Pathophysiology Section, Department of Experimental Medicine, Sapienza University of Rome, Viale del Policlinico, 155-00161 Rome, Italy.
J Oncol. 2012;2012:685213. doi: 10.1155/2012/685213. Epub 2012 Aug 9.
Cushing's syndrome (CS) is a rare but severe clinical condition represented by an excessive endogenous cortisol secretion and hence excess circulating free cortisol, characterized by loss of the normal feedback regulation and circadian rhythm of the hypothalamic-pituitary axis due to inappropriate secretion of ACTH from a pituitary tumor (Cushing's disease, CD) or an ectopic source (ectopic ACTH secretion, EAS). The remaining causes (20%) are ACTH independent. As soon as the diagnosis is established, the therapeutic goal is the removal of the tumor. Whenever surgery is not curative, management of patients with CS requires a major effort to control hypercortisolemia and associated symptoms. A multidisciplinary approach that includes endocrinologists, neurosurgeons, oncologists, and radiotherapists should be adopted. This paper will focus on traditional and novel medical therapy for aggressive ACTH-dependent CS. Several drugs are able to reduce cortisol levels. Their mechanism of action involves blocking adrenal steroidogenesis (ketoconazole, metyrapone, aminoglutethimide, mitotane, etomidate) or inhibiting the peripheral action of cortisol through blocking its receptors (mifepristone "RU-486"). Other drugs include centrally acting agents (dopamine agonists, somatostatin receptor agonists, retinoic acid, peroxisome proliferator-activated receptor γ "PPAR-γ" ligands) and novel chemotherapeutic agents (temozolomide and tyrosine kinase inhibitors) which have a significant activity against aggressive pituitary or ectopic tumors.

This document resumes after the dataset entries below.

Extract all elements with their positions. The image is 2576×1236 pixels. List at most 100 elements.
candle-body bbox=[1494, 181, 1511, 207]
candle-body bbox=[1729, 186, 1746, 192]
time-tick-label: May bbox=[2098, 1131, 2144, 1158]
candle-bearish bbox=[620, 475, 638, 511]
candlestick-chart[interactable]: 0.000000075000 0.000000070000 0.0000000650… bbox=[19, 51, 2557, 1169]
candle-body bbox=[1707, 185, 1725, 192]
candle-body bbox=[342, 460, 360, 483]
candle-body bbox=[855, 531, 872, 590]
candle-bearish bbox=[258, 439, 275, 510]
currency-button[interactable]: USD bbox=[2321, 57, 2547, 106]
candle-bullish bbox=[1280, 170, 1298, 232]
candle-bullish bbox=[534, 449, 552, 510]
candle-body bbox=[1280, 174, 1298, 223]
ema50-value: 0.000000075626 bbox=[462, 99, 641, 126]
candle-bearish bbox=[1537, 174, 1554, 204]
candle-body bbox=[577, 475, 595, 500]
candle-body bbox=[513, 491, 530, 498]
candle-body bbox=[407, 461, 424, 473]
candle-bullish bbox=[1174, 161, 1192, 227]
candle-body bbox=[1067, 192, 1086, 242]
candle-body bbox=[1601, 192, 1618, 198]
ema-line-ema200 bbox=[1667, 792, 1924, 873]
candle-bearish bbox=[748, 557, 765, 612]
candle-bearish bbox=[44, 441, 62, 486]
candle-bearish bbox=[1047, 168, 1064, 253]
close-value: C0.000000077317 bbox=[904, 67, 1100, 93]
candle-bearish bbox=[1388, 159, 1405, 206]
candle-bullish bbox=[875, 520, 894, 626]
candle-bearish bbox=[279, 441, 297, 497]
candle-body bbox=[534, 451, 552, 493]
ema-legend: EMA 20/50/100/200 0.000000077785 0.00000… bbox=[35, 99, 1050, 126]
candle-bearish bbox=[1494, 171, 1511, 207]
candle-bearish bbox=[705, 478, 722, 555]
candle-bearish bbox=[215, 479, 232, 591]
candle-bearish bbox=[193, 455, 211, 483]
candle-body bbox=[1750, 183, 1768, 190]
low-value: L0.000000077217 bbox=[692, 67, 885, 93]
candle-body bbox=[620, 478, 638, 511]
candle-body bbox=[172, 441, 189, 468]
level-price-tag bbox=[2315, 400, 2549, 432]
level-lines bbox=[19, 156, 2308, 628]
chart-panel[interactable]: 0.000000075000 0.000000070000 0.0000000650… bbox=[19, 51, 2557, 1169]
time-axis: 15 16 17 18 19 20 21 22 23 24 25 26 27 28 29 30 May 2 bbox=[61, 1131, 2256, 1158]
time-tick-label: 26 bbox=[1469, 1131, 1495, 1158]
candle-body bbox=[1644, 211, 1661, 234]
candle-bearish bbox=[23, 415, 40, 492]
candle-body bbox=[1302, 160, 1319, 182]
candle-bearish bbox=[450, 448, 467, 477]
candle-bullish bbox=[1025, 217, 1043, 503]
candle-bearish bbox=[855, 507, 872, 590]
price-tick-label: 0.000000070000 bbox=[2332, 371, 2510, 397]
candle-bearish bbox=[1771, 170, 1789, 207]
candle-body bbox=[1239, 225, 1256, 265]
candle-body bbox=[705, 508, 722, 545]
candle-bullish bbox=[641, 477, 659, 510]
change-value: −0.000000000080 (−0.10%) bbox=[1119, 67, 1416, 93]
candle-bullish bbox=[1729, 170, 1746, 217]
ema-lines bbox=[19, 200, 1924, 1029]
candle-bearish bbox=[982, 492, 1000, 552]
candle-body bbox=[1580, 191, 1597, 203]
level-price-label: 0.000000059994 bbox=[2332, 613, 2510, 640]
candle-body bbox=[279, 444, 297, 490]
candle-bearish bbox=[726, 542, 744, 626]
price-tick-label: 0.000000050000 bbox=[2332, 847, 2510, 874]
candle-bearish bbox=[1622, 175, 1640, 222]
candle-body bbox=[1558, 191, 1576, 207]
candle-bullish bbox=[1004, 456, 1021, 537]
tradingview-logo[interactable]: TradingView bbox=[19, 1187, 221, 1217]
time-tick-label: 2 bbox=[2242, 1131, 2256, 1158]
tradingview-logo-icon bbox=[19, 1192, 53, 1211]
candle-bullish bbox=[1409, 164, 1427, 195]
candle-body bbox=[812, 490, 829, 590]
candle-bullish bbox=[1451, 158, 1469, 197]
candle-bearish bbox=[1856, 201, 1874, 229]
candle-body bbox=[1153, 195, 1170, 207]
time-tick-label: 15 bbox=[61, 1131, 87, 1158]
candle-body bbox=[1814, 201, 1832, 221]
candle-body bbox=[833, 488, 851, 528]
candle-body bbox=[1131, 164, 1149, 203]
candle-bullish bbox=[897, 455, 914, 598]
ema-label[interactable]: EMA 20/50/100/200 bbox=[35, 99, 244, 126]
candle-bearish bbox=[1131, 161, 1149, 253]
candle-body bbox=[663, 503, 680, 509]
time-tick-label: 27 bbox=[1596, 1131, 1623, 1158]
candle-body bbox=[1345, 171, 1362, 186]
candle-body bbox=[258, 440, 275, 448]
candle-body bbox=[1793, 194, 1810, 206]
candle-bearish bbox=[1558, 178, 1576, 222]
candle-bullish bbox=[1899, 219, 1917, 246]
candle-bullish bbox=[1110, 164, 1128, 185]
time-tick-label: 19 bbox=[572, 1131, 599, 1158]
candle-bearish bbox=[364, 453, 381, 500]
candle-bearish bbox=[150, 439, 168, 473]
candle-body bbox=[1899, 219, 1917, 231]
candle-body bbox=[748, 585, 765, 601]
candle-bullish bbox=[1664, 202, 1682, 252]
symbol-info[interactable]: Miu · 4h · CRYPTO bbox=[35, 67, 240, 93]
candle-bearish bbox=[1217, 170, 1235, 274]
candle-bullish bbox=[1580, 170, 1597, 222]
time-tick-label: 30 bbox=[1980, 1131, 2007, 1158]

库欣综合征(CS)是一种罕见但严重的临床病症,其特征是内源性皮质醇分泌过多,从而导致循环游离皮质醇过多,由于垂体肿瘤(库欣病,CD)或异位源(异位 ACTH 分泌,EAS)的 ACTH 分泌不当,下丘脑-垂体轴的正常反馈调节和昼夜节律丧失。其余 20%的原因是 ACTH 不依赖的。一旦确诊,治疗目标是去除肿瘤。只要手术不能治愈,CS 患者的治疗管理就需要努力控制高皮质醇血症和相关症状。应采用包括内分泌学家、神经外科医生、肿瘤学家和放射治疗师在内的多学科方法。本文将重点介绍针对侵袭性 ACTH 依赖性 CS 的传统和新型药物治疗。有几种药物能够降低皮质醇水平。它们的作用机制包括阻断肾上腺甾体生成(酮康唑、美替拉酮、氨鲁米特、米托坦、依托咪酯)或通过阻断其受体来抑制皮质醇的外周作用(米非司酮“RU-486”)。其他药物包括中枢作用药物(多巴胺激动剂、生长抑素受体激动剂、维甲酸、过氧化物酶体增殖物激活受体 γ“PPAR-γ”配体)和新型化疗药物(替莫唑胺和酪氨酸激酶抑制剂),它们对侵袭性垂体或异位肿瘤具有显著的活性。